Apple, Samsung and Microsoft Accused of Using Companies Linked to Child-Labor

Apple, Samsung and Microsoft Accused of Using Companies Linked to Child-Labor

January 20, 2016
A new report by Amnesty International reveals the possible link of child-labor to nearly every major tech manufacturer in the world including Apple, Microsoft, Samsung, LG, Lenovo, Sony, Dell and HP.
The use of child-labor was documented in the cobalt mines of the Democratic Republic of Congo. Cobalt is a rare mineral required to manufacture lithium-ion batteries which power nearly every mobile device in the world. The DRC produces about 55% of the world’s cobalt, according to a report by the Global Mining Institute.
In their investigation, Amnesty International followed the supply chain of cobalt starting at the mine. The mineral ore goes through various companies like Congo Dongfang Mining International, the largest company within the investigation, before it is processed and shipped to Congo Dongfang’s parent company, Huayou Cobalt. The cobalt is then refined and then sold to companies that manufacture phone batteries and electronic components, like Apple, Microsoft, Samsung, Sony, Daimler and Volkswagen.

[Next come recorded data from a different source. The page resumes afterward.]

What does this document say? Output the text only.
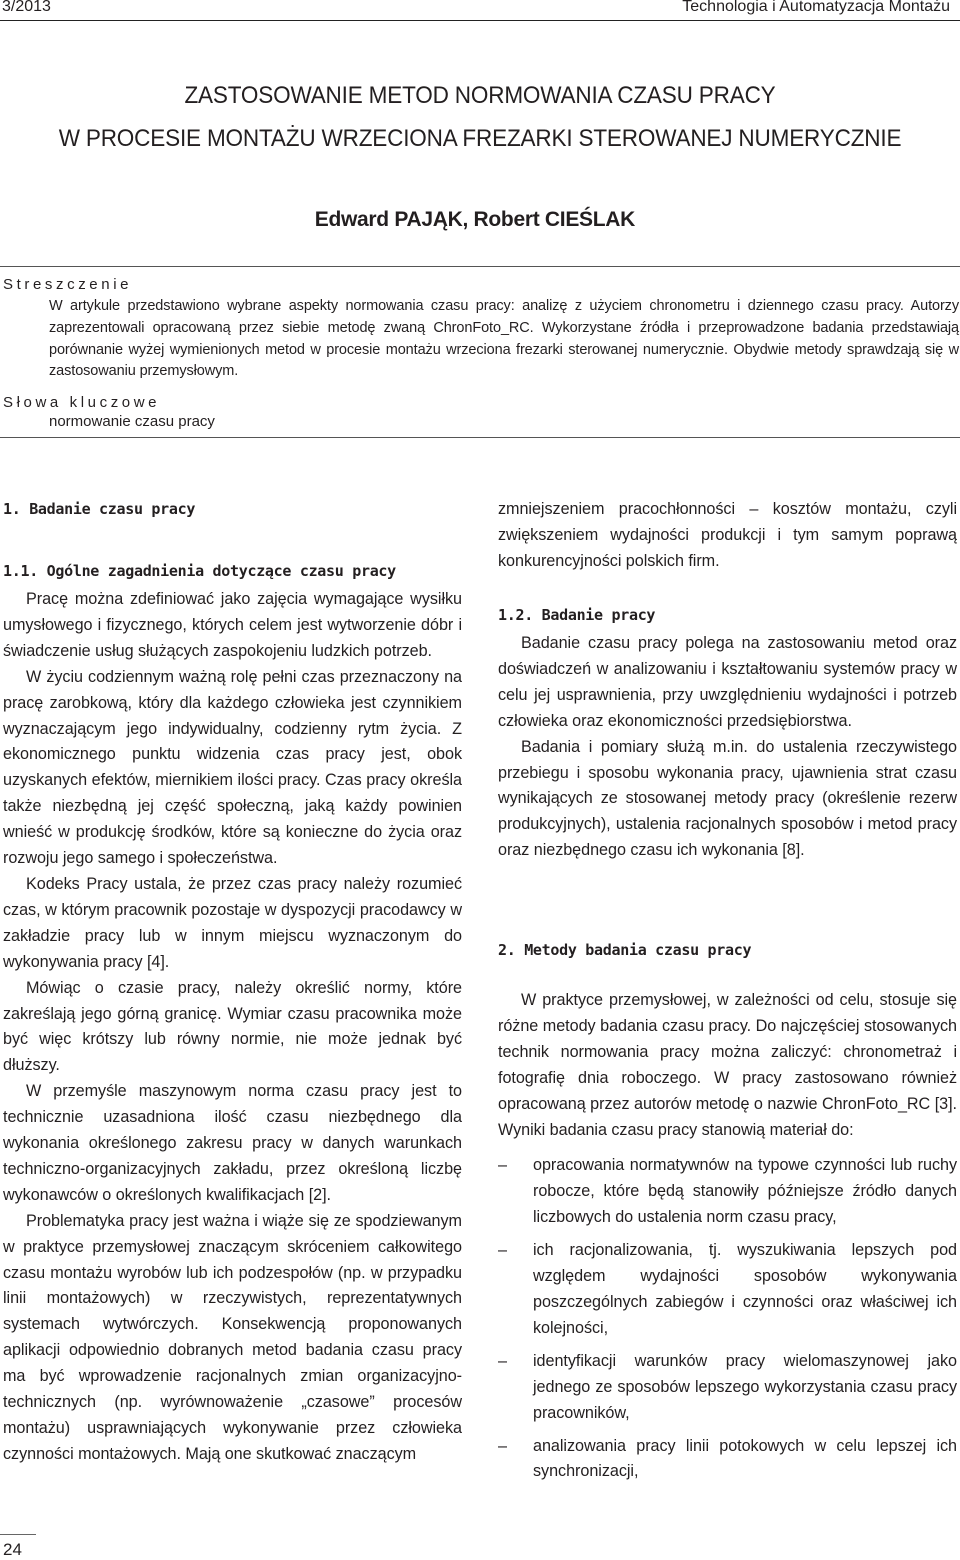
3/2013	Technologia i Automatyzacja Montażu
ZASTOSOWANIE METOD NORMOWANIA CZASU PRACY
W PROCESIE MONTAŻU WRZECIONA FREZARKI STEROWANEJ NUMERYCZNIE
Edward PAJĄK, Robert CIEŚLAK
Streszczenie
W artykule przedstawiono wybrane aspekty normowania czasu pracy: analizę z użyciem chronometru i dziennego czasu pracy. Autorzy zaprezentowali opracowaną przez siebie metodę zwaną ChronFoto_RC. Wykorzystane źródła i przeprowadzone badania przedstawiają porównanie wyżej wymienionych metod w procesie montażu wrzeciona frezarki sterowanej numerycznie. Obydwie metody sprawdzają się w zastosowaniu przemysłowym.
Słowa kluczowe
normowanie czasu pracy
1. Badanie czasu pracy
1.1. Ogólne zagadnienia dotyczące czasu pracy

Pracę można zdefiniować jako zajęcia wymagające wysiłku umysłowego i fizycznego, których celem jest wytworzenie dóbr i świadczenie usług służących zaspokojeniu ludzkich potrzeb.

W życiu codziennym ważną rolę pełni czas przeznaczony na pracę zarobkową, który dla każdego człowieka jest czynnikiem wyznaczającym jego indywidualny, codzienny rytm życia. Z ekonomicznego punktu widzenia czas pracy jest, obok uzyskanych efektów, miernikiem ilości pracy. Czas pracy określa także niezbędną jej część społeczną, jaką każdy powinien wnieść w produkcję środków, które są konieczne do życia oraz rozwoju jego samego i społeczeństwa.

Kodeks Pracy ustala, że przez czas pracy należy rozumieć czas, w którym pracownik pozostaje w dyspozycji pracodawcy w zakładzie pracy lub w innym miejscu wyznaczonym do wykonywania pracy [4].

Mówiąc o czasie pracy, należy określić normy, które zakreślają jego górną granicę. Wymiar czasu pracownika może być więc krótszy lub równy normie, nie może jednak być dłuższy.

W przemyśle maszynowym norma czasu pracy jest to technicznie uzasadniona ilość czasu niezbędnego dla wykonania określonego zakresu pracy w danych warunkach techniczno-organizacyjnych zakładu, przez określoną liczbę wykonawców o określonych kwalifikacjach [2].

Problematyka pracy jest ważna i wiąże się ze spodziewanym w praktyce przemysłowej znaczącym skróceniem całkowitego czasu montażu wyrobów lub ich podzespołów (np. w przypadku linii montażowych) w rzeczywistych, reprezentatywnych systemach wytwórczych. Konsekwencją proponowanych aplikacji odpowiednio dobranych metod badania czasu pracy ma być wprowadzenie racjonalnych zmian organizacyjno-technicznych (np. wyrównoważenie „czasowe” procesów montażu) usprawniających wykonywanie przez człowieka czynności montażowych. Mają one skutkować znaczącym

zmniejszeniem pracochłonności – kosztów montażu, czyli zwiększeniem wydajności produkcji i tym samym poprawą konkurencyjności polskich firm.

1.2. Badanie pracy

Badanie czasu pracy polega na zastosowaniu metod oraz doświadczeń w analizowaniu i kształtowaniu systemów pracy w celu jej usprawnienia, przy uwzględnieniu wydajności i potrzeb człowieka oraz ekonomiczności przedsiębiorstwa.

Badania i pomiary służą m.in. do ustalenia rzeczywistego przebiegu i sposobu wykonania pracy, ujawnienia strat czasu wynikających ze stosowanej metody pracy (określenie rezerw produkcyjnych), ustalenia racjonalnych sposobów i metod pracy oraz niezbędnego czasu ich wykonania [8].

2. Metody badania czasu pracy

W praktyce przemysłowej, w zależności od celu, stosuje się różne metody badania czasu pracy. Do najczęściej stosowanych technik normowania pracy można zaliczyć: chronometraż i fotografię dnia roboczego. W pracy zastosowano również opracowaną przez autorów metodę o nazwie ChronFoto_RC [3]. Wyniki badania czasu pracy stanowią materiał do:

– opracowania normatywnów na typowe czynności lub ruchy robocze, które będą stanowiły późniejsze źródło danych liczbowych do ustalenia norm czasu pracy,
– ich racjonalizowania, tj. wyszukiwania lepszych pod względem wydajności sposobów wykonywania poszczególnych zabiegów i czynności oraz właściwej ich kolejności,
– identyfikacji warunków pracy wielomaszynowej jako jednego ze sposobów lepszego wykorzystania czasu pracy pracowników,
– analizowania pracy linii potokowych w celu lepszej ich synchronizacji,
24
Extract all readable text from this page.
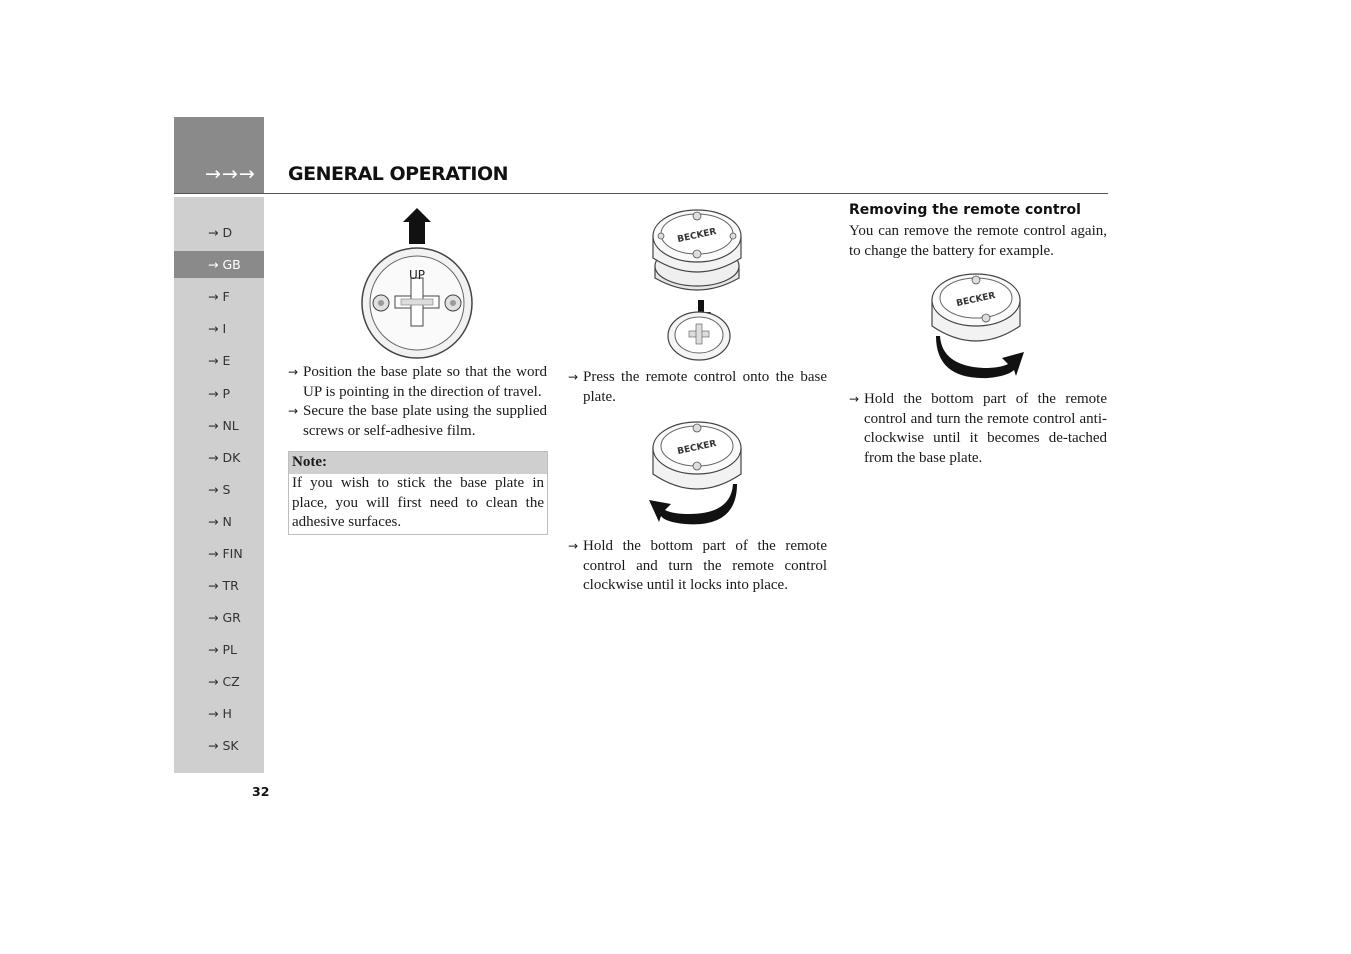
→→→ GENERAL OPERATION
→ D
→ GB
→ F
→ I
→ E
→ P
→ NL
→ DK
→ S
→ N
→ FIN
→ TR
→ GR
→ PL
→ CZ
→ H
→ SK
32
UP
→ Position the base plate so that the word UP is pointing in the direction of travel.
→ Secure the base plate using the supplied screws or self-adhesive film.
Note:
If you wish to stick the base plate in place, you will first need to clean the adhesive surfaces.
BECKER
→ Press the remote control onto the base plate.
BECKER
→ Hold the bottom part of the remote control and turn the remote control clockwise until it locks into place.
Removing the remote control

You can remove the remote control again, to change the battery for example.

BECKER
→ Hold the bottom part of the remote control and turn the remote control anti-clockwise until it becomes de-tached from the base plate.
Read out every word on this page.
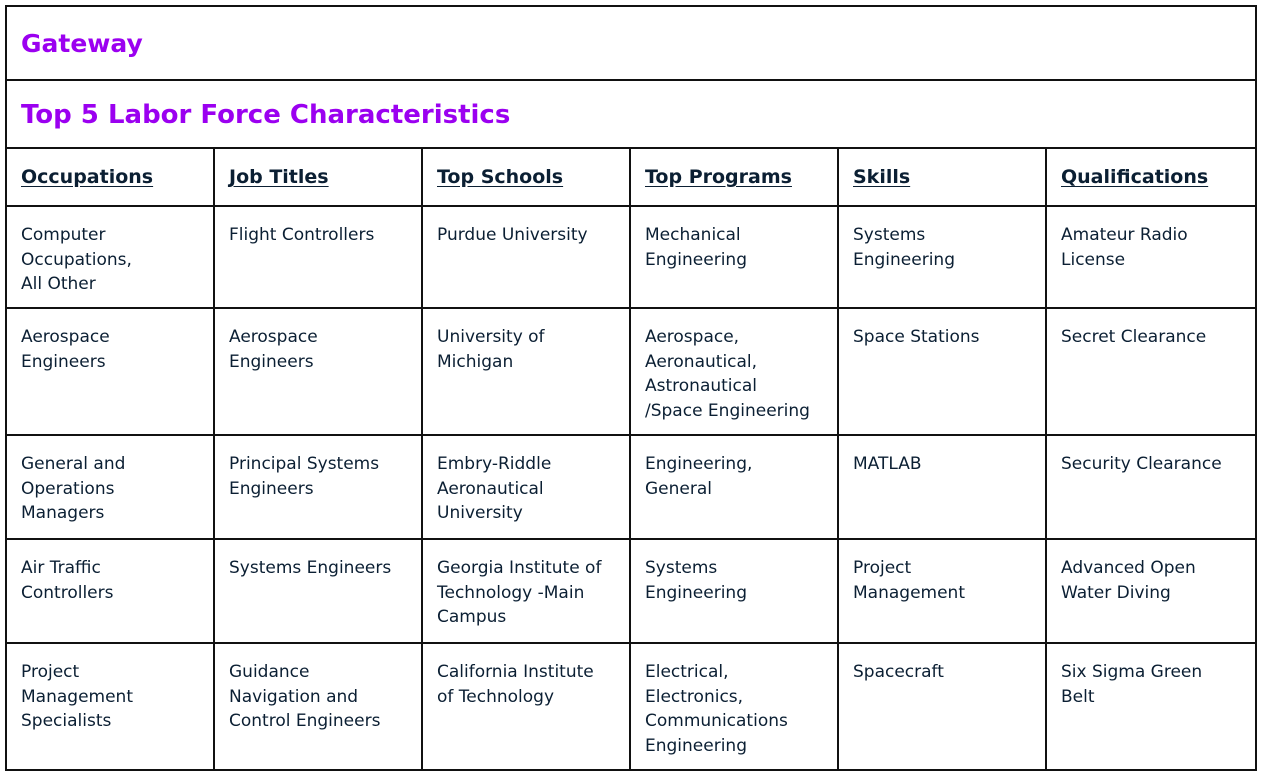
Gateway					

Top 5 Labor Force Characteristics					

Occupations	Job Titles	Top Schools	Top Programs	Skills	Qualifications

Computer
Occupations,
All Other	Flight Controllers	Purdue University	Mechanical
Engineering	Systems
Engineering	Amateur Radio
License

Aerospace
Engineers	Aerospace
Engineers	University of
Michigan	Aerospace,
Aeronautical,
Astronautical
/Space Engineering	Space Stations	Secret Clearance

General and
Operations
Managers	Principal Systems
Engineers	Embry-Riddle
Aeronautical
University	Engineering,
General	MATLAB	Security Clearance

Air Traffic
Controllers	Systems Engineers	Georgia Institute of
Technology -Main
Campus	Systems
Engineering	Project
Management	Advanced Open
Water Diving

Project
Management
Specialists	Guidance
Navigation and
Control Engineers	California Institute
of Technology	Electrical,
Electronics,
Communications
Engineering	Spacecraft	Six Sigma Green
Belt
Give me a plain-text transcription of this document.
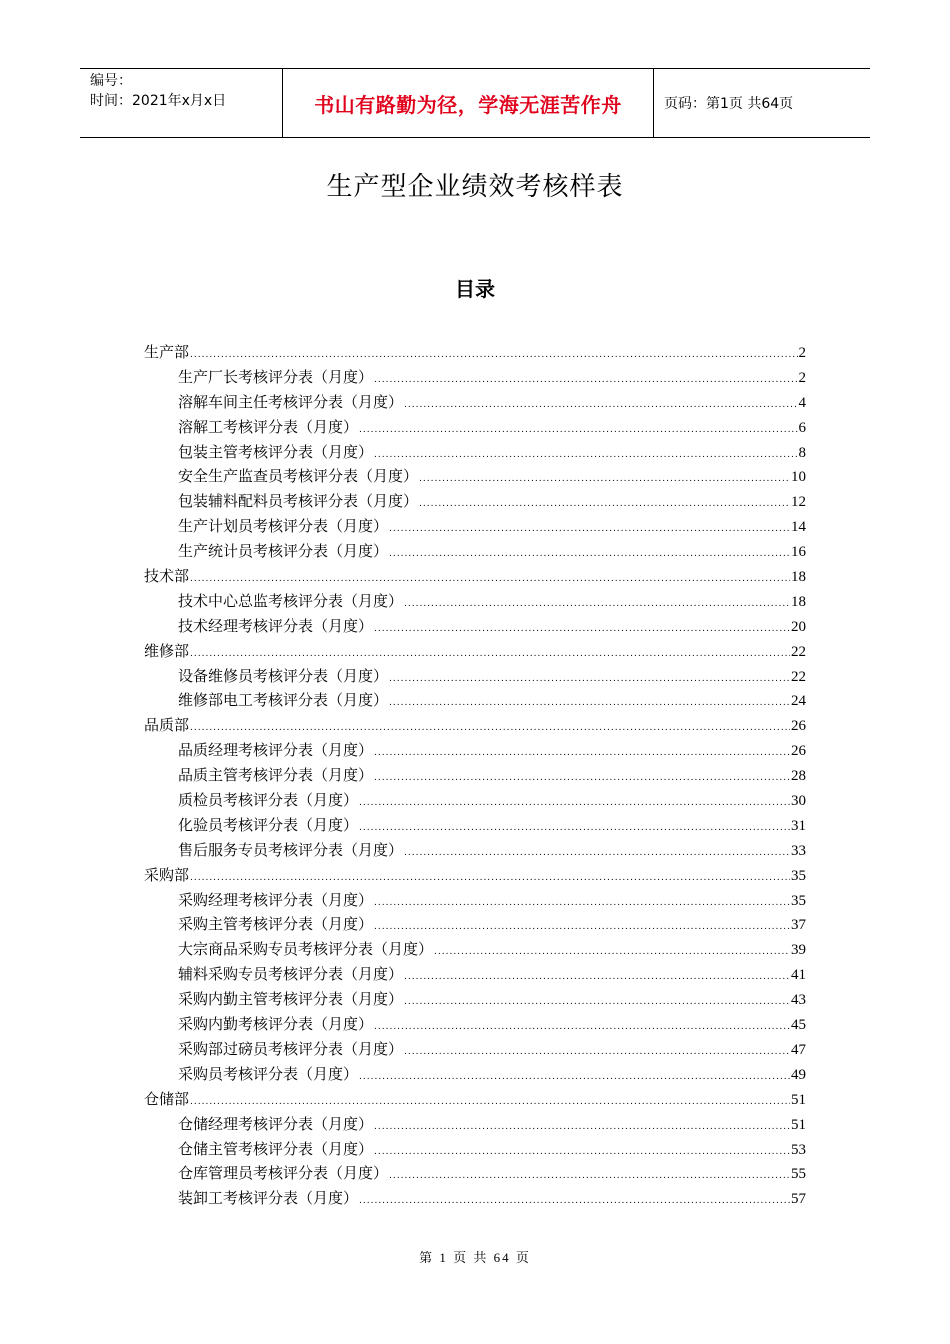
编号：
时间：2021年x月x日	书山有路勤为径，学海无涯苦作舟	页码：第1页 共64页
生产型企业绩效考核样表
目录
生产部 .....	2
生产厂长考核评分表（月度） .....	2
溶解车间主任考核评分表（月度） .....	4
溶解工考核评分表（月度） .....	6
包装主管考核评分表（月度） .....	8
安全生产监查员考核评分表（月度） .....	10
包装辅料配料员考核评分表（月度） .....	12
生产计划员考核评分表（月度） .....	14
生产统计员考核评分表（月度） .....	16
技术部 .....	18
技术中心总监考核评分表（月度） .....	18
技术经理考核评分表（月度） .....	20
维修部 .....	22
设备维修员考核评分表（月度） .....	22
维修部电工考核评分表（月度） .....	24
品质部 .....	26
品质经理考核评分表（月度） .....	26
品质主管考核评分表（月度） .....	28
质检员考核评分表（月度） .....	30
化验员考核评分表（月度） .....	31
售后服务专员考核评分表（月度） .....	33
采购部 .....	35
采购经理考核评分表（月度） .....	35
采购主管考核评分表（月度） .....	37
大宗商品采购专员考核评分表（月度） .....	39
辅料采购专员考核评分表（月度） .....	41
采购内勤主管考核评分表（月度） .....	43
采购内勤考核评分表（月度） .....	45
采购部过磅员考核评分表（月度） .....	47
采购员考核评分表（月度） .....	49
仓储部 .....	51
仓储经理考核评分表（月度） .....	51
仓储主管考核评分表（月度） .....	53
仓库管理员考核评分表（月度） .....	55
装卸工考核评分表（月度） .....	57
第 1 页 共 64 页
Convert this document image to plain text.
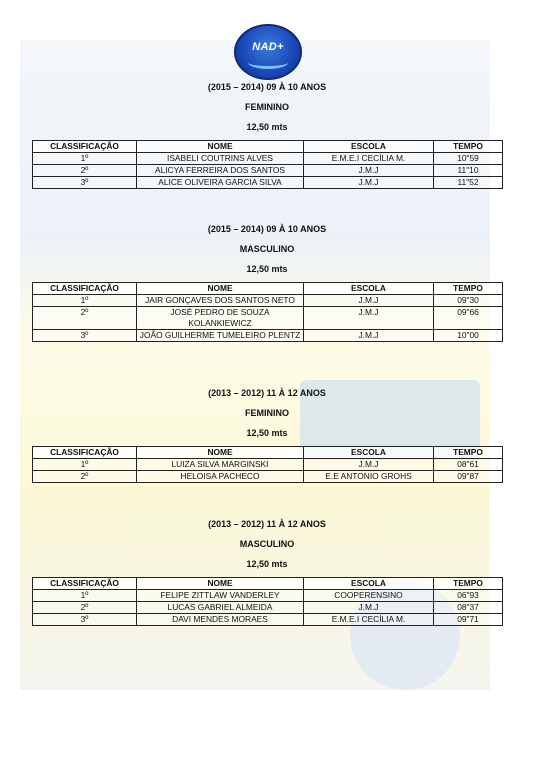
NAD+

(2015 – 2014) 09 À 10 ANOS

FEMININO

12,50 mts

CLASSIFICAÇÃO	NOME	ESCOLA	TEMPO
1º	ISABELI COUTRINS ALVES	E.M.E.I CECÍLIA M.	10"59
2º	ALICYA FERREIRA DOS SANTOS	J.M.J	11"10
3º	ALICE OLIVEIRA GARCIA SILVA	J.M.J	11"52

(2015 – 2014) 09 À 10 ANOS

MASCULINO

12,50 mts

CLASSIFICAÇÃO	NOME	ESCOLA	TEMPO
1º	JAIR GONÇAVES DOS SANTOS NETO	J.M.J	09"30
2º	JOSÉ PEDRO DE SOUZA KOLANKIEWICZ	J.M.J	09"66
3º	JOÃO GUILHERME TUMELEIRO PLENTZ	J.M.J	10"00

(2013 – 2012) 11 À 12 ANOS

FEMININO

12,50 mts

CLASSIFICAÇÃO	NOME	ESCOLA	TEMPO
1º	LUIZA SILVA MARGINSKI	J.M.J	08"61
2º	HELOISA PACHECO	E.E ANTONIO GROHS	09"87

(2013 – 2012) 11 À 12 ANOS

MASCULINO

12,50 mts

CLASSIFICAÇÃO	NOME	ESCOLA	TEMPO
1º	FELIPE ZITTLAW VANDERLEY	COOPERENSINO	06"93
2º	LUCAS GABRIEL ALMEIDA	J.M.J	08"37
3º	DAVI MENDES MORAES	E.M.E.I CECÍLIA M.	09"71
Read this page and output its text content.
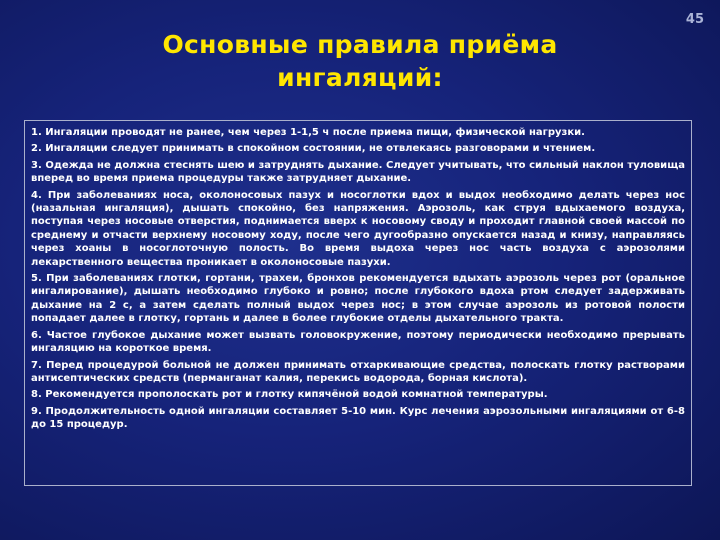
45
Основные правила приёма
ингаляций:
1. Ингаляции проводят не ранее, чем через 1-1,5 ч после приема пищи, физической нагрузки.
2. Ингаляции следует принимать в спокойном состоянии, не отвлекаясь разговорами и чтением.
3. Одежда не должна стеснять шею и затруднять дыхание. Следует учитывать, что сильный наклон туловища вперед во время приема процедуры также затрудняет дыхание.
4. При заболеваниях носа, околоносовых пазух и носоглотки вдох и выдох необходимо делать через нос (назальная ингаляция), дышать спокойно, без напряжения. Аэрозоль, как струя вдыхаемого воздуха, поступая через носовые отверстия, поднимается вверх к носовому своду и проходит главной своей массой по среднему и отчасти верхнему носовому ходу, после чего дугообразно опускается назад и книзу, направляясь через хоаны в носоглоточную полость. Во время выдоха через нос часть воздуха с аэрозолями лекарственного вещества проникает в околоносовые пазухи.
5. При заболеваниях глотки, гортани, трахеи, бронхов рекомендуется вдыхать аэрозоль через рот (оральное ингалирование), дышать необходимо глубоко и ровно; после глубокого вдоха ртом следует задерживать дыхание на 2 с, а затем сделать полный выдох через нос; в этом случае аэрозоль из ротовой полости попадает далее в глотку, гортань и далее в более глубокие отделы дыхательного тракта.
6. Частое глубокое дыхание может вызвать головокружение, поэтому периодически необходимо прерывать ингаляцию на короткое время.
7. Перед процедурой больной не должен принимать отхаркивающие средства, полоскать глотку растворами антисептических средств (перманганат калия, перекись водорода, борная кислота).
8. Рекомендуется прополоскать рот и глотку кипячёной водой комнатной температуры.
9. Продолжительность одной ингаляции составляет 5-10 мин. Курс лечения аэрозольными ингаляциями от 6-8 до 15 процедур.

The cobalt itself is mined by adults and children as young as seven who work in underground tunnels with no protective gear for a mere $1-2 a day. The cobalt is picked by hand and shifts can last 24 hours. Skin contact with cobalt causes dermatitis while the dust from the mining operation can cause the possibly fatal “hard metal lung disease.” Unsurprisingly, the DRC no regulations that dictate miner safety or require the use of safety equipment.
Meanwhile in the U.S., there are no policies that force corporations to publicly report the supply chains of the resources that go into the consumer goods they manufacture.
Amnesty International asked Apple, Microsoft, Samsung, Sony and HP whether or not the cobalt in their products originate from the Democratic Republic of Congo and received vague and indirect answers like “unable to say” and “currently under evaluation.”
Amnesty’s report explains:
“Under international human rights law, states have a duty to protect against human rights abuses by all actors, including businesses. This requires all governments to enact and enforce laws requiring corporate due diligence and public disclosure in relation to cobalt and other minerals.”
Unfortunately, this isn’t the first time tech companies like Apple have been linked to child-labor-sourced minerals used in producing popular mobile devices.